Congress is not used to seeing how important it is for the service to have a small combatant that can interdict ships carrying terrorists and pirates, can go in close to shore to do "littoral penetration," and can do so more cheaply and effectively, at $400 million a shot, than old-style frigates or larger vessels. Translation - buy us our new toy or we’ll blame lots of stuff on you.

The LCS represents a strategic leap forward and a means for the Navy to perform worldwide the essential 21st century missions of littoral penetration and sea control.

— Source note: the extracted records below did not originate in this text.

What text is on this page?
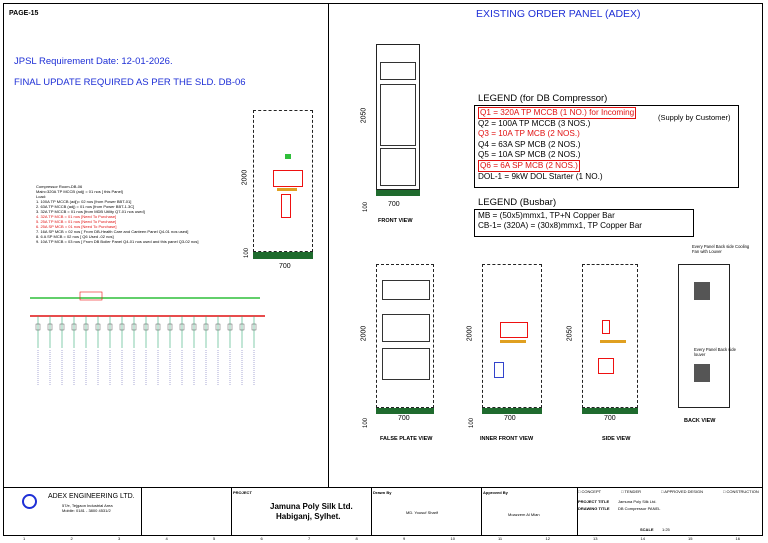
PAGE-15	EXISTING ORDER PANEL (ADEX)
JPSL Requirement Date: 12-01-2026.
FINAL UPDATE REQUIRED AS PER THE SLD. DB-06
Compressor Room-DB-06
Main=320A TP MCCB (adj) = 01 nos [ this Panel]
Load:
1. 100A TP MCCB (adj)= 02 nos [from Power BBT-01]
2. 63A TP MCCB (adj) = 01 nos [from Power BBT-1.3C]
3. 32A TP MCCB = 01 nos [from MDB Utility Q7-01 nos used]
4. 32A TP MCB = 01 nos [Need To Purchase]
5. 25A TP MCB = 01 nos [Need To Purchase]
6. 25A SP MCB = 01 nos [Need To Purchase]
7. 16A SP MCB = 02 nos [ From DB-Health Care and Canteen Panel Q4-01 nos used]
8. 6 A SP MCB = 02 nos [ Q6 Used -02 nos]
9. 10A TP MCB = 03 nos [ From DB Boiler Panel Q4-01 nos used and this panel Q3-02 nos]
2000
100
700
2050
100	700
FRONT VIEW
LEGEND (for DB Compressor)
Q1 = 320A TP MCCB (1 NO.) for Incoming
Q2 = 100A TP MCCB (3 NOS.)
Q3 = 10A TP MCB (2 NOS.)
Q4 = 63A SP MCB (2 NOS.)
Q5 = 10A SP MCB (2 NOS.)
Q6 = 6A SP MCB (2 NOS.)
DOL-1 = 9kW DOL Starter (1 NO.)
(Supply by Customer)
LEGEND (Busbar)
MB = (50x5)mmx1, TP+N Copper Bar
CB-1= (320A) = (30x8)mmx1, TP Copper Bar
2000
100	700
FALSE PLATE VIEW
2000
100	700
INNER FRONT VIEW
2050
700
SIDE VIEW
BACK VIEW
Every Panel Back side Cooling Fan with Louver
Every Panel Back side louver
ADEX ENGINEERING LTD.
57/e, Tejgaon Industrial Area
Mobile: 0181 - 3800 4531/2
PROJECT
Jamuna Poly Silk Ltd.
Habiganj, Sylhet.
Drawn By
MD. Yousuf Sharif
Approved By
Moazzem Al Mian
□ CONCEPT	□ TENDER	□ APPROVED DESIGN	□ CONSTRUCTION
PROJECT TITLE Jamuna Poly Silk Ltd.
DRAWING TITLE DB Compressor PANEL
SCALE 1:25
1	2	3	4	5	6	7	8	9	10	11	12	13	14	15	16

This stealth ship program is not the answer to the 15 ship Al Qaida navy. Un-mothballing the PHM’s, buying the PC’s that were going to insert Seal teams, commissioning some more FG-7 with Helo assets, buying and forward deploying Coast Guard Cutters are all better solutions. This stealth craft is a walking boondoggle with mission-creepitis. If I were going to weave in and out of dhow sizes craft, even the patrol boats that John Kerry served on might be more useful. Maybe LCACs. I don’t know but this beast ain’t the answer.
Posted by:Super Hose

#5  WHatever happened to the PT boat of WW II?
Posted by: Ptah   2003-10-13 9:43:44 PM  

#4  Chedderhead the PHM's were the hydrofoils. There are like eight of them in mothballs. They move really fast, for the Gulf the river boats as were seen in Apocolypse Now might work better. The Gulf is dead calm - one of the reasons that the Stark and Roberts didn't sink so river boats might work. I also imagine those little patrol boats probably had wood hulls - i.e. imperivious to magnetic mines.

The PHMs would be good for patrolling straights in various parts of the world. The are powered by gas turbines so they do suck gas.
Posted by: Super Hose   2003-10-13 8:22:35 PM  

#3  //////////// C O F F E E --- A L E R T ////////////
Posted by: .com   2003-10-13 8:13:49 PM  

#2  a Clitoral Combat Boat?? That's the stupidest, yet strangely exciting, idea I've heard all day
Posted by: Frank G   2003-10-13 7:50:31 PM  

#1  The Navy had an ideal platform for this type of mission. Bring back the hydro-foils. Fast, maneuverable and upgun them with some of the newer autocannon designs. The only thing is as I understand it they did not have long range and would require a support vessel. If either the USN, the RN or the Japanese start patroling the sea lanes aggresively this type of problem might just go away. Simply make it to costly for the pirates to do business.